There are two flavors of fisheyes - pickled and fresh.

(Sir - wrong topic)

what do you mean this isn't a cooking writeup?

(This is a photography writeup)

You mean I ate those... ewww...

Ok, there are two flavors of fisheyes - full frame and circular frame.

The essence of a fisheye lens is to get an extremely wide angle of view - typically 180 degrees or more. With most lenses (including those in our eyes), straight lines are rendered as straight lines. This is known as rectalinear. Even with wide angle lenses, this is corrected for (or nearly corrected for). Small curvature at the edges is forgiven by the brain or just overlooked altogether. The fisheye lenses are deliberately not corrected for this - and thus the difference between a fisheye and a super wide-angle lens (which do render straight lines as straight lines).

The classic fisheye lens is the circular frame and provides "edge to edge" 180 degree angle of view. These lenses only expose a portion of the film but also capture a full hemisphere (180 degrees by 360 degrees). Sometimes, these lenses are even wider and capture up to 220 degrees from edge to edge (I've heard of one capturing 270 - yes, thats right 270 degrees - you can be behind the camera and still be in the photograph).

The other 'flavor' of fisheye lens is a full frame fisheye. These lenses do not have the same field of view from edge to edge as does the circular frame fisheye and instead have a 180 degree field of view from corner to corner. These are still fisheye lenses despite the less classical viewing - they still render straight lines as curves.

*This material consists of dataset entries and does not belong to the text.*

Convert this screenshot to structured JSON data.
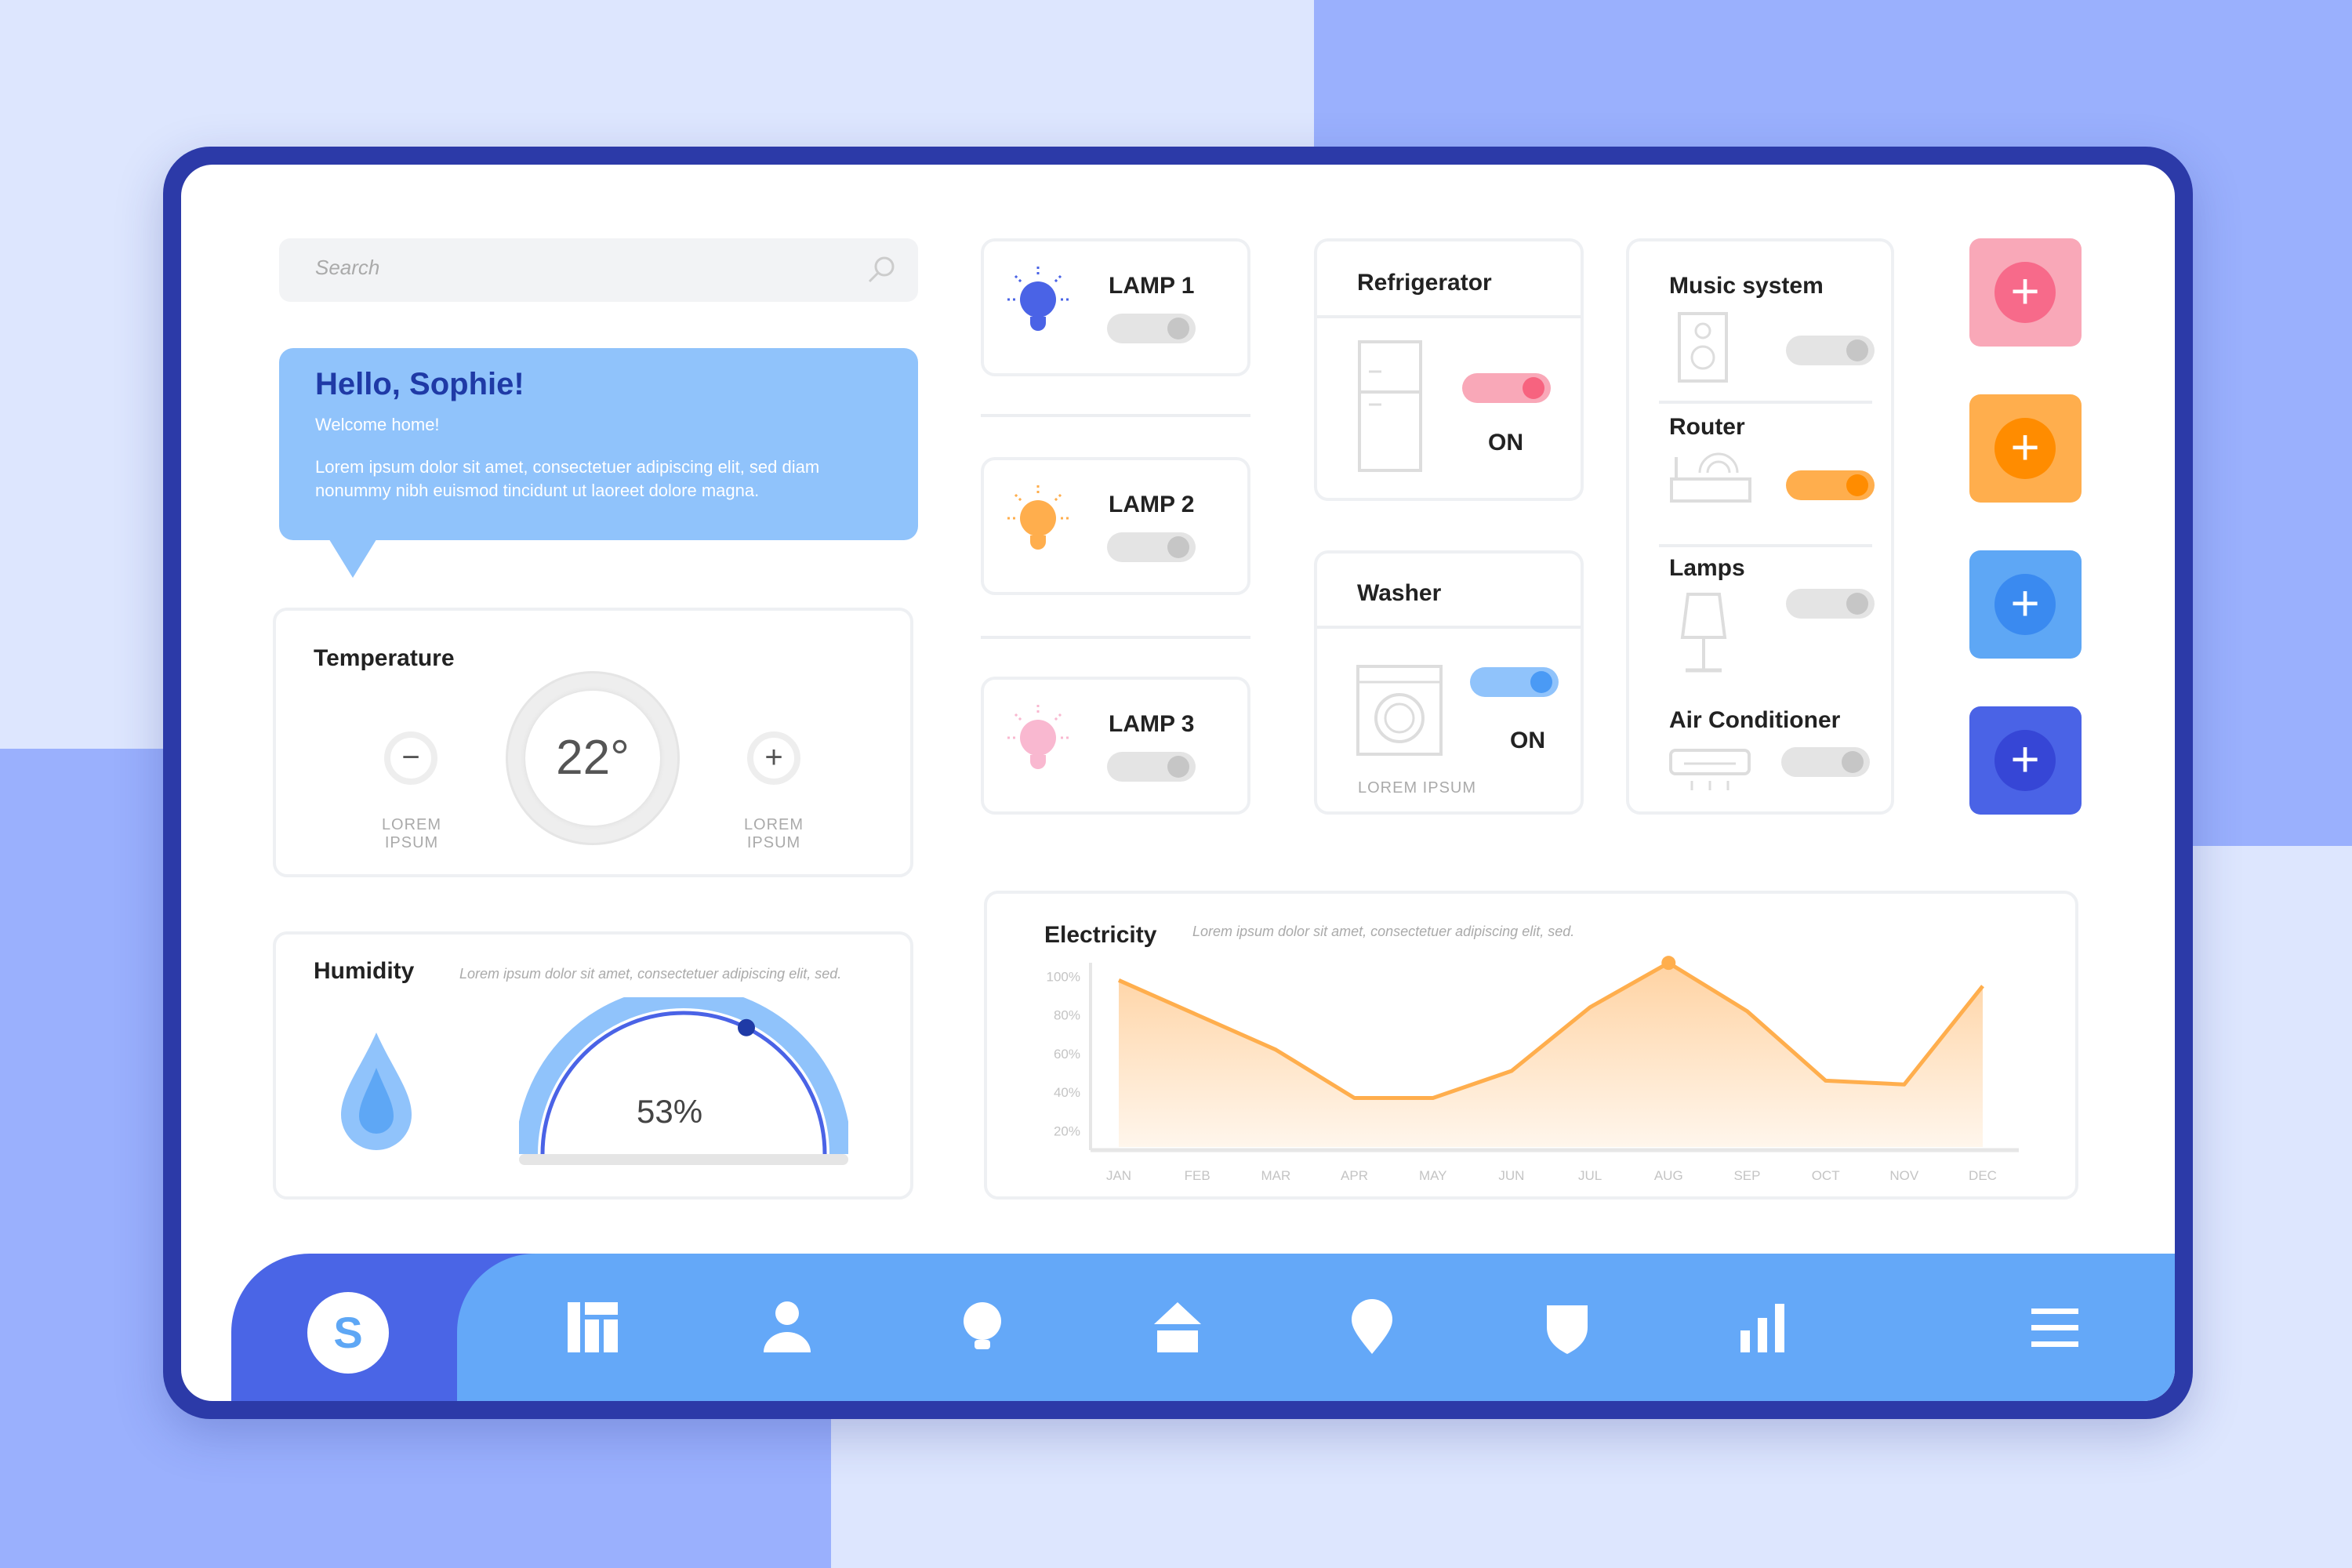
{
  "search": {
    "placeholder": "Search",
    "icon": "search-icon"
  },
  "greeting": {
    "title": "Hello, Sophie!",
    "subtitle": "Welcome home!",
    "body": "Lorem ipsum dolor sit amet, consectetuer adipiscing elit, sed diam nonummy nibh euismod tincidunt ut laoreet dolore magna."
  },
  "temperature": {
    "title": "Temperature",
    "value": "22°",
    "decrease_label": "LOREM IPSUM",
    "increase_label": "LOREM IPSUM"
  },
  "humidity": {
    "title": "Humidity",
    "description": "Lorem ipsum dolor sit amet, consectetuer adipiscing elit, sed.",
    "value": "53%",
    "level": 0.53
  },
  "lamps": [
    {
      "label": "LAMP 1",
      "on": false,
      "color": "#4a63e6"
    },
    {
      "label": "LAMP 2",
      "on": false,
      "color": "#ffae4d"
    },
    {
      "label": "LAMP 3",
      "on": false,
      "color": "#f9b8d0"
    }
  ],
  "refrigerator": {
    "title": "Refrigerator",
    "state": "ON",
    "on": true,
    "color": "#f7637f"
  },
  "washer": {
    "title": "Washer",
    "state": "ON",
    "on": true,
    "caption": "LOREM IPSUM",
    "color": "#4a9af5"
  },
  "devices": [
    {
      "title": "Music system",
      "on": false
    },
    {
      "title": "Router",
      "on": true,
      "color": "#ff8c00"
    },
    {
      "title": "Lamps",
      "on": false
    },
    {
      "title": "Air Conditioner",
      "on": false
    }
  ],
  "add_buttons": [
    {
      "bg": "#f9a8b8",
      "fg": "#f76a8a"
    },
    {
      "bg": "#ffae4d",
      "fg": "#ff8c00"
    },
    {
      "bg": "#5ea7f5",
      "fg": "#3a8af0"
    },
    {
      "bg": "#4a63e6",
      "fg": "#3646d6"
    }
  ],
  "plus_symbol": "+",
  "minus_symbol": "−",
  "chart_data": {
    "type": "area",
    "title": "Electricity",
    "subtitle": "Lorem ipsum dolor sit amet, consectetuer adipiscing elit, sed.",
    "categories": [
      "JAN",
      "FEB",
      "MAR",
      "APR",
      "MAY",
      "JUN",
      "JUL",
      "AUG",
      "SEP",
      "OCT",
      "NOV",
      "DEC"
    ],
    "values": [
      98,
      80,
      62,
      37,
      37,
      51,
      84,
      107,
      82,
      46,
      44,
      95
    ],
    "yticks": [
      "100%",
      "80%",
      "60%",
      "40%",
      "20%"
    ],
    "ytick_values": [
      100,
      80,
      60,
      40,
      20
    ],
    "ylim": [
      10,
      110
    ],
    "highlight": "AUG",
    "color": "#ffae4d",
    "grid": false
  },
  "nav": {
    "avatar_letter": "S",
    "items": [
      "dashboard-icon",
      "user-icon",
      "bulb-icon",
      "home-icon",
      "location-icon",
      "shield-icon",
      "stats-icon",
      "menu-icon"
    ]
  }
}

There is a big difference between the full frame fisheye and the circular frame fisheye - and that is price. The Nikon 16mm f/2.8 fisheye lens (full frame) runs about $800 new. Meanwhile, the 6mm f/2.8 circular frame fisheye runs a tad more - on the order of $14,000. The full frame fisheye is often more useful unless you specially want the circular frame for effect. The full frame allows you to capture almost a complete hemisphere (though not quite) and is useful for concerts, landscapes, super-wide group photographs - you name it.

Ok, so you want to take a photograph with a fisheye lens now. What should you keep in mind?

  • Lens flare. Lets face, it - if you are outside it is almost impossible not to get the Sun in the frame. This will cause some flare. In most every case, these lenses try to reduce flare but it is very difficult. You can't stick your hand there to block it - your hand will be in the frame. Which leads us to...
  • Strays. A fisheye lens will capture at least 180 degrees in its field of view. With such a wide angle it is quite easy to get a tripod leg, finger, or something else in the photograph. This is especially the case with fisheye converters for digital cameras where you aren't looking through the viewfinder and rather at the LCD panel.
  • Straight lines. It is possible to get a straight line straight - run it through the center of the image. This is most often done with the horizon. Looking down just a tad will bow the horizon to the bottom, and looking up will bow it up. Precision is necessary to get it through the middle. This also is true of lines that run vertical (say, a lamp post).
  • Filters. It is impossible to put a filter on the front - it just doesn't work. Polarization is out of the question. The filters are often special ones that screw into the back of the lens - bayonet mount.
  • Depth of field. Ok - lets just say "its in focus". I'm not kidding. Focusing at 10 feet away, everything from 5 feet to infinity is in focus at f/2.8 - and if you go to f/16...
  • Have fun! The fisheye lens is one that has 'fun' written all over it. Goofy photographs of people with the face all distorted to photographs looking up under a tree - this is a lens for having fun.